The Navy's war against drugs has gone to the dogs, including a salty German shepherd that is lowered from a helicopter to sniff out dope hidden on warships plying the Indian Ocean.

When sailors see the dog being lowered from the chopper, Navy Secretary John Lehman said, they rush to the rail and throw their drugs into the sea.

"A really effective deterrent," Lehman told Defense Secretary Caspar W. Weinberger and other top Pentagon executives at a recent meeting on high policy matters. Navy drug busters could achieve real superiority if they had more dogs, Lehman lamented.

Someone suggested a high-low mix of German shepherds and beagles. The beagles would be more cost-effective, it was argued, because they would take up less space on the helicopters flown from aircraft carriers to other ships in the battle groups spread around the world's oceans.

Dope-sniffing beagles are under consideration for sea duty, Dr.
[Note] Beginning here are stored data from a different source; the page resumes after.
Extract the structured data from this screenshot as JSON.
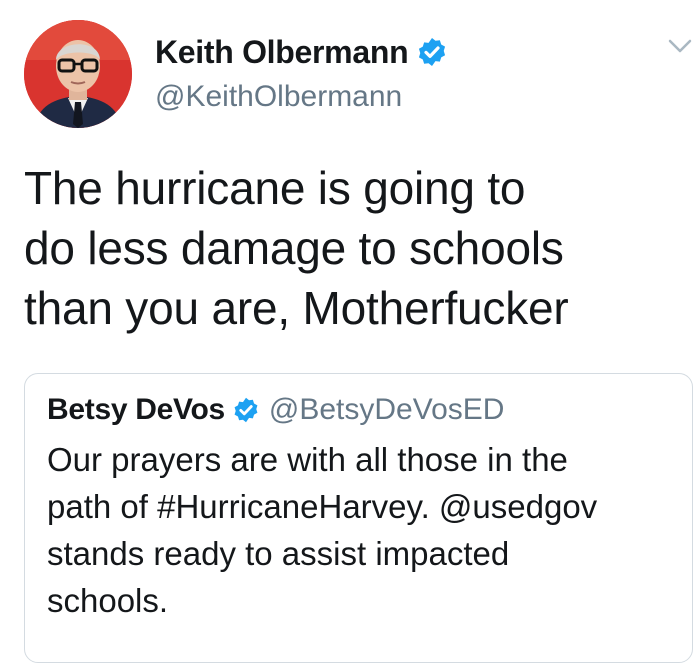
{
  "tweet": {
    "author": {
      "display_name": "Keith Olbermann",
      "handle": "@KeithOlbermann",
      "verified": true,
      "avatar_icon": "profile-photo"
    },
    "text": "The hurricane is going to\ndo less damage to schools\nthan you are, Motherfucker",
    "menu_icon": "chevron-down-icon"
  },
  "quoted_tweet": {
    "author": {
      "display_name": "Betsy DeVos",
      "handle": "@BetsyDeVosED",
      "verified": true
    },
    "text": "Our prayers are with all those in the\npath of #HurricaneHarvey. @usedgov\nstands ready to assist impacted\nschools."
  },
  "colors": {
    "text_primary": "#14171a",
    "text_secondary": "#657786",
    "verified_badge": "#1da1f2",
    "quote_border": "#d4dbe1"
  }
}
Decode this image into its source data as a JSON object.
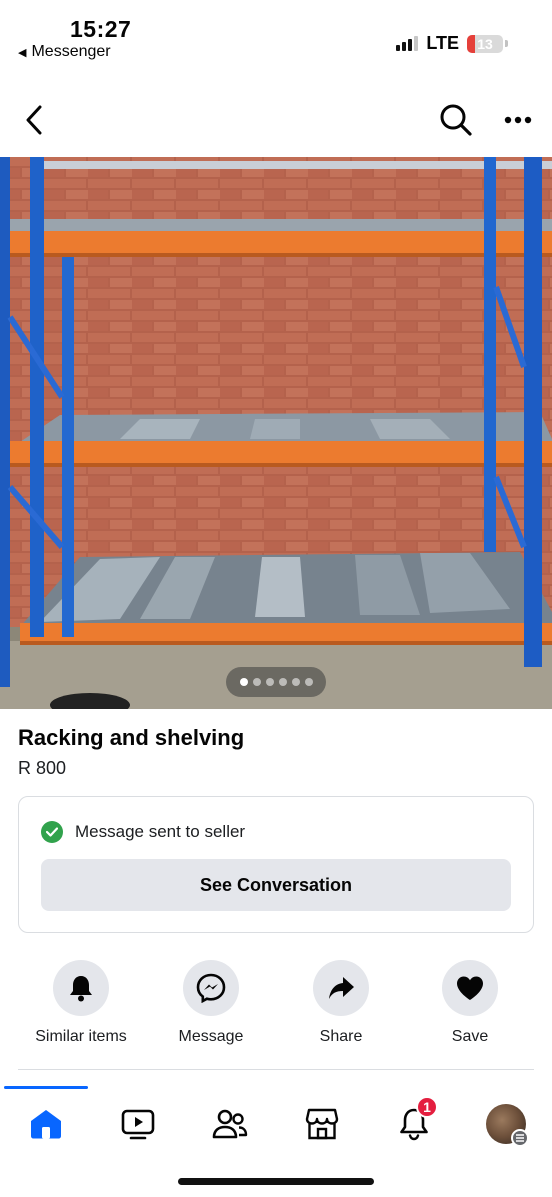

John F. Beary III, a deputy assistant to the assistant secretary of defense for health affairs, assured the group.

Lehman, when asked yesterday by The Washington Post if the Pentagon cafeteria talk about the dog meeting was true, confirmed that he had told Pentagon executives that he had witnessed how effective the dope dog was proving to be on the carrier John F. Kennedy during a tour of the Indian Ocean fleet.